Manipulation of the Tubulin Code Alters Directional Cell Migration and Ciliogenesis.

Conjunction of epithelial cells into monolayer sheets implies the ability to migrate and to undergo apicobasal polarization. Both processes comprise reorganization of cytoskeletal elements and rearrangements of structural protein interactions. We modulated expression of tubulin tyrosin ligase (TTL), the enzyme that adds tyrosine to the carboxy terminus of detyrosinated α-tubulin, to study the role of tubulin detyrosination/-tyrosination in the orientation of cell motility and in epithelial morphogenesis. Oriented cell migration and the organization of focal adhesions significantly lose directionality with diminishing amounts of microtubules enriched in detyrosinated tubulin. On the other hand, increasing quantities of detyrosinated tubulin results in faster plus end elongation of microtubules in migrating and in polarized epithelial cells. These plus ends are decorated by the plus end binding protein 1 (EB1), which mediates interaction between microtubules enriched in detyrosinated tubulin and the integrin-ILK complex at focal adhesions.
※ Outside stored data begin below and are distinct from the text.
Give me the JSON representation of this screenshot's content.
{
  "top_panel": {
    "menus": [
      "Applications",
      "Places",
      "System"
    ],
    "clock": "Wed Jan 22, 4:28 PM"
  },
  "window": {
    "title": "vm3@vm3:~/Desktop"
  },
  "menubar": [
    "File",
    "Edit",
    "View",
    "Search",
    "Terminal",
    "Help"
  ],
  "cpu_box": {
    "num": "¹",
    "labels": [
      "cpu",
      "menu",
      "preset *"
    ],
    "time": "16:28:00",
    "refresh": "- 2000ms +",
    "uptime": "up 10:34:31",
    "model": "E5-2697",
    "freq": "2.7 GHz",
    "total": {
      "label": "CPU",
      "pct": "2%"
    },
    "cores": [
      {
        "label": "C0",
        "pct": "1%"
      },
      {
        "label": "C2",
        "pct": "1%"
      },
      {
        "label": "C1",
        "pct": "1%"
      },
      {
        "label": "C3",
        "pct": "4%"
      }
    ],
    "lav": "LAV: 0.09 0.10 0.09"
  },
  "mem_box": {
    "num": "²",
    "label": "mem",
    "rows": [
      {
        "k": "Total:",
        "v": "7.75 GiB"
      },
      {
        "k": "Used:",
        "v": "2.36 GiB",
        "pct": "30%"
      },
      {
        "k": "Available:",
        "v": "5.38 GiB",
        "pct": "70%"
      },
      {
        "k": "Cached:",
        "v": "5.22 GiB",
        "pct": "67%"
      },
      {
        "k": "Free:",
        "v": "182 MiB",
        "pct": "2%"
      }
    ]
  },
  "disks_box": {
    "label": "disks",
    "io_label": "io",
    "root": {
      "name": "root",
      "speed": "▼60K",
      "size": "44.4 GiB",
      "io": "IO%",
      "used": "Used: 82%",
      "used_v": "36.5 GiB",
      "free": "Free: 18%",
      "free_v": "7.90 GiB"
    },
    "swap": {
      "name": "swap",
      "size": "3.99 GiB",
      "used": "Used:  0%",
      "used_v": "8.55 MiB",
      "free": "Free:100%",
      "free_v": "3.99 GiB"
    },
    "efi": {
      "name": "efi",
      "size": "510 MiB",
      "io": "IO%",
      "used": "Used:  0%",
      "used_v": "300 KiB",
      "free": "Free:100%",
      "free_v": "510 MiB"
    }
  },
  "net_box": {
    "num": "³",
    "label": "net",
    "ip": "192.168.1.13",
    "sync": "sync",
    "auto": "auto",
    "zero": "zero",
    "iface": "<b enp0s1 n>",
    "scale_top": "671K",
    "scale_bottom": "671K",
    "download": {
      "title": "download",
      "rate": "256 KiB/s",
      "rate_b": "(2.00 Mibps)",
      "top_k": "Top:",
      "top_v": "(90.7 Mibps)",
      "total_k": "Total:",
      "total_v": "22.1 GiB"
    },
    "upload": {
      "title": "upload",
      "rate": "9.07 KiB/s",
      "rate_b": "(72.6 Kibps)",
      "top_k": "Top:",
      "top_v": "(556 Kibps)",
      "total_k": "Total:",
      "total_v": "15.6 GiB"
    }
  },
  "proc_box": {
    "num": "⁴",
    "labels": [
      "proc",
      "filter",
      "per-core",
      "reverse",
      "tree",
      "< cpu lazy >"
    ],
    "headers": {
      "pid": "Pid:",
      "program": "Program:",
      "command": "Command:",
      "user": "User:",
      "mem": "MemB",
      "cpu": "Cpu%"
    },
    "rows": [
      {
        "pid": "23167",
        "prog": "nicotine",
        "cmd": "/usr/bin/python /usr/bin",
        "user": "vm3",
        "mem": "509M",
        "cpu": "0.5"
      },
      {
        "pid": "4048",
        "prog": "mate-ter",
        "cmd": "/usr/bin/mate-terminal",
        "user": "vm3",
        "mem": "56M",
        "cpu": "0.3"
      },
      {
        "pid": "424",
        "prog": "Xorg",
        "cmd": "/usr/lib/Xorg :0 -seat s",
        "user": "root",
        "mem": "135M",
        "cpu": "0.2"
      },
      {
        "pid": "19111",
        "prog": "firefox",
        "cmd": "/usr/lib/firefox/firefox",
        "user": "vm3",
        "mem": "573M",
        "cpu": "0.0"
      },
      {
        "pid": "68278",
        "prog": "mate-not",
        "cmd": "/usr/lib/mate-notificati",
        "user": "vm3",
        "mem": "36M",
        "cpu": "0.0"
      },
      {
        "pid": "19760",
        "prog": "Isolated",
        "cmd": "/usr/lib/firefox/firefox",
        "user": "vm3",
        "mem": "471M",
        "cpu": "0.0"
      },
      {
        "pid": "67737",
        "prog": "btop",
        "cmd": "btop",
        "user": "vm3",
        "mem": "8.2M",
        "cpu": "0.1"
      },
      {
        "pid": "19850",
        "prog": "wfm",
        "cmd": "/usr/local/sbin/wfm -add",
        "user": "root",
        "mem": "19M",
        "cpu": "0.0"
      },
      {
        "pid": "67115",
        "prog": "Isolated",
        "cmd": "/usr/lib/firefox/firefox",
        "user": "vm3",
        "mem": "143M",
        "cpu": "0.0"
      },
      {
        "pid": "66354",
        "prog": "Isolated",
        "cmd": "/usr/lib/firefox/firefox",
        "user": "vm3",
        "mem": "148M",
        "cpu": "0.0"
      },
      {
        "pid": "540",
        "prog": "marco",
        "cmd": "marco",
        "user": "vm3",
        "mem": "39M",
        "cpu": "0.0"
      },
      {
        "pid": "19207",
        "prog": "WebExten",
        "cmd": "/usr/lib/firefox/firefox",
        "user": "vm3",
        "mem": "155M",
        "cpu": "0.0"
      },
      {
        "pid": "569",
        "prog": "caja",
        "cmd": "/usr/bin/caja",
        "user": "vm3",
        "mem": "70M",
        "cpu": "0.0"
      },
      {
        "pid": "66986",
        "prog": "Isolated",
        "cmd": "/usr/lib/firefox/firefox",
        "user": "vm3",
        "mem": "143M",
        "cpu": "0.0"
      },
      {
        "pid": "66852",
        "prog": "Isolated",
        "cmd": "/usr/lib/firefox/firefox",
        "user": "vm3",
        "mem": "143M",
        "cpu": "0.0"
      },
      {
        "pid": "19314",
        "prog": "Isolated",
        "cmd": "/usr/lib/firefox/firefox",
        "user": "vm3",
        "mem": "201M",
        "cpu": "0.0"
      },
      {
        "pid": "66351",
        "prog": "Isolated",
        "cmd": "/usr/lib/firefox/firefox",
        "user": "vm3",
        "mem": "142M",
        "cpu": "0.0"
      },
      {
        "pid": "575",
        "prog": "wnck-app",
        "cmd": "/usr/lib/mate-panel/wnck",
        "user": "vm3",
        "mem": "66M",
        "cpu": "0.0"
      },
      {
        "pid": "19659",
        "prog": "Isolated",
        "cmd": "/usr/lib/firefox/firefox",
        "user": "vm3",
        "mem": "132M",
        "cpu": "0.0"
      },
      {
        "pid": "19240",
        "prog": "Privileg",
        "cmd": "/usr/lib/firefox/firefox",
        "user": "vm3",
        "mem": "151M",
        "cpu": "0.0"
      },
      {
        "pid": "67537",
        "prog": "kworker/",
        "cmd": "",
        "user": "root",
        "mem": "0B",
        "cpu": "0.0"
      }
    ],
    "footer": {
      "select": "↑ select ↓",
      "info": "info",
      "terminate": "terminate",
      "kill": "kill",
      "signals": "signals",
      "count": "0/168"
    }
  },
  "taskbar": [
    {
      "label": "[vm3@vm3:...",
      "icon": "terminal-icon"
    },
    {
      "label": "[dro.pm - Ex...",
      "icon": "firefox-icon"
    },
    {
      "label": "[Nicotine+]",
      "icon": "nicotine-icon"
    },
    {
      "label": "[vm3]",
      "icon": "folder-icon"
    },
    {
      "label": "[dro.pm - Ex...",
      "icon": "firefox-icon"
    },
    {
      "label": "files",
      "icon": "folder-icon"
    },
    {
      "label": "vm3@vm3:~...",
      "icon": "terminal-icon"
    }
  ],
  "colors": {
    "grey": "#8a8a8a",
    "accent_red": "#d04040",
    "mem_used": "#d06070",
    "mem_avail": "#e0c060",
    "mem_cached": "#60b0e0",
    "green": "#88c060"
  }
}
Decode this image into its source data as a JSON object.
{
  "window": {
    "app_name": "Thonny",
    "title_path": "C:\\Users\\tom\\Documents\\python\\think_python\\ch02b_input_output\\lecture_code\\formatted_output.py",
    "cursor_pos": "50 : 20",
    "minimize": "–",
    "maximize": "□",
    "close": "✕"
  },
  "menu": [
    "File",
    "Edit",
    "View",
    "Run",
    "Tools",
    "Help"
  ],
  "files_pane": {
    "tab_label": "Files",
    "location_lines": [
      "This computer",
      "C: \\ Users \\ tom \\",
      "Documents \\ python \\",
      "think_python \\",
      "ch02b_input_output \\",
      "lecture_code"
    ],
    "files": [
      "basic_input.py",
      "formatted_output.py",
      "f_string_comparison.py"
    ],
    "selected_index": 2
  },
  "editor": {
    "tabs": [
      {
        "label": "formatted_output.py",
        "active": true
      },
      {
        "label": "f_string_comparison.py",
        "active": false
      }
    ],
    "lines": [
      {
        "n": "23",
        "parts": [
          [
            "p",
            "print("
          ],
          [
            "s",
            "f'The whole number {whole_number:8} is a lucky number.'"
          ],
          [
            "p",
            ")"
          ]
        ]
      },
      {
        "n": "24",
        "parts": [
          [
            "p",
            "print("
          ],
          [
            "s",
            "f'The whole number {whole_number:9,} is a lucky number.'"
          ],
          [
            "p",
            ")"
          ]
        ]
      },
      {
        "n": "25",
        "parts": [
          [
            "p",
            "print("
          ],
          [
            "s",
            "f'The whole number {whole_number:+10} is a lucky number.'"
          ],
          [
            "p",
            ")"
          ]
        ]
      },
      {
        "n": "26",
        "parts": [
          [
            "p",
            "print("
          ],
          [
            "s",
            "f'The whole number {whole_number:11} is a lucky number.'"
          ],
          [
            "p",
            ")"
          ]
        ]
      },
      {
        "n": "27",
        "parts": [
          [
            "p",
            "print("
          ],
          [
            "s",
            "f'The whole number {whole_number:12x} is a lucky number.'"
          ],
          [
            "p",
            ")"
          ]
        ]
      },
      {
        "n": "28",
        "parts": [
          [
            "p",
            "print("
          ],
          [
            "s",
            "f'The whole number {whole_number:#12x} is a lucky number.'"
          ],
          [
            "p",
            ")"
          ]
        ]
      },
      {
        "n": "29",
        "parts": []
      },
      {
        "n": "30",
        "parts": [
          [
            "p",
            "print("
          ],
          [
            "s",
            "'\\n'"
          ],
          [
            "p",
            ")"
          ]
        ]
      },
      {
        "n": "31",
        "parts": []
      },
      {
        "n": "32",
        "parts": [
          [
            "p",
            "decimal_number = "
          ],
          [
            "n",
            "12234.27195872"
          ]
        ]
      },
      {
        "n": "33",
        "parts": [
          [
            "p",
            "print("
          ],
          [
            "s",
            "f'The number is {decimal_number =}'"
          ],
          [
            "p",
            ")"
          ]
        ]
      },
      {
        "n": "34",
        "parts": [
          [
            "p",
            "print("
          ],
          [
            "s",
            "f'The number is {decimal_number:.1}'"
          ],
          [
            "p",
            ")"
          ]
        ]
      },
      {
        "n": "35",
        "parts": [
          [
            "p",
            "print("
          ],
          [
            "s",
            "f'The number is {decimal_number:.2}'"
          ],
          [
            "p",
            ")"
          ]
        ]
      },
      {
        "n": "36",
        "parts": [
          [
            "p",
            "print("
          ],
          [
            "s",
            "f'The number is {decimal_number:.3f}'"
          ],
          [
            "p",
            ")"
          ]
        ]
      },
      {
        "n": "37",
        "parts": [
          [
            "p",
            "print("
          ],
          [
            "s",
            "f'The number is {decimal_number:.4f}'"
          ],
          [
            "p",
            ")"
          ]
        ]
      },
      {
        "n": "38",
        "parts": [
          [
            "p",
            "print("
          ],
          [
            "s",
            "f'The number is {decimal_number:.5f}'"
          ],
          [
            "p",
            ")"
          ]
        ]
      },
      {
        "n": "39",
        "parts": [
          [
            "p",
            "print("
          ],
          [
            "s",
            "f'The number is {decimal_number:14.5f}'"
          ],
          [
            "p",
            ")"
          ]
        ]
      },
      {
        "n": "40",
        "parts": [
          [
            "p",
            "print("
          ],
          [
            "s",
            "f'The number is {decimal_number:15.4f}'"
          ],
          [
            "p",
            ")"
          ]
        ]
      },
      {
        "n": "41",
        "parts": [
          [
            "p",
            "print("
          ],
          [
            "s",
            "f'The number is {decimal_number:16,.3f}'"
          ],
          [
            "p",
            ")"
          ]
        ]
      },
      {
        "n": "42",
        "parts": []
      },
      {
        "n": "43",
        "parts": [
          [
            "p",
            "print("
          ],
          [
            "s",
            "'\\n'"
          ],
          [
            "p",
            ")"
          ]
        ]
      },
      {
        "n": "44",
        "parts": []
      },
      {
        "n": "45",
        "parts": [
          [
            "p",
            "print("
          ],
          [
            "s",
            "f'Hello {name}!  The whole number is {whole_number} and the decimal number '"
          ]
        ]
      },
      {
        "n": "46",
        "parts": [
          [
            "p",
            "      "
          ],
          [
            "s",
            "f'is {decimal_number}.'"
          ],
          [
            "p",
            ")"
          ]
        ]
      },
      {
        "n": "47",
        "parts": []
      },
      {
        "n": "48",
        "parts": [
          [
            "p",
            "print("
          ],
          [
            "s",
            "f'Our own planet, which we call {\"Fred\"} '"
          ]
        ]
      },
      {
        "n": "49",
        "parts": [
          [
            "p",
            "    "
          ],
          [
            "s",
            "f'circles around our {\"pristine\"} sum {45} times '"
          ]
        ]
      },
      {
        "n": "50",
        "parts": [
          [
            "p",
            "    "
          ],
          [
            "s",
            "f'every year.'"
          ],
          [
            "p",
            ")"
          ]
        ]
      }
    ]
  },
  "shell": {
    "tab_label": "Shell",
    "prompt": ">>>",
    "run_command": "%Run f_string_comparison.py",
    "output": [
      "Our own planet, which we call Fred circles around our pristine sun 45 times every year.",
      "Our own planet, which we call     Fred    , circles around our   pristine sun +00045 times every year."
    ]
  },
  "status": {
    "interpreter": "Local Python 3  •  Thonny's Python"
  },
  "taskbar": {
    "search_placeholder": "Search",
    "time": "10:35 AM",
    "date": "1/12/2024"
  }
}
EB1 accumulates at the apical cell pole at the base of the primary cilium following apicobasal polarization. Polarized cells almost devoid of detyrosinated tubulin form stunted primary cilia and multiluminal cysts in 3D-matrices. We conclude that the balance between detyrosinated and tyrosinated tubulin alters microtubule dynamics, affects the orientation of focal adhesions and determines the organization of primary cilia on epithelial cells.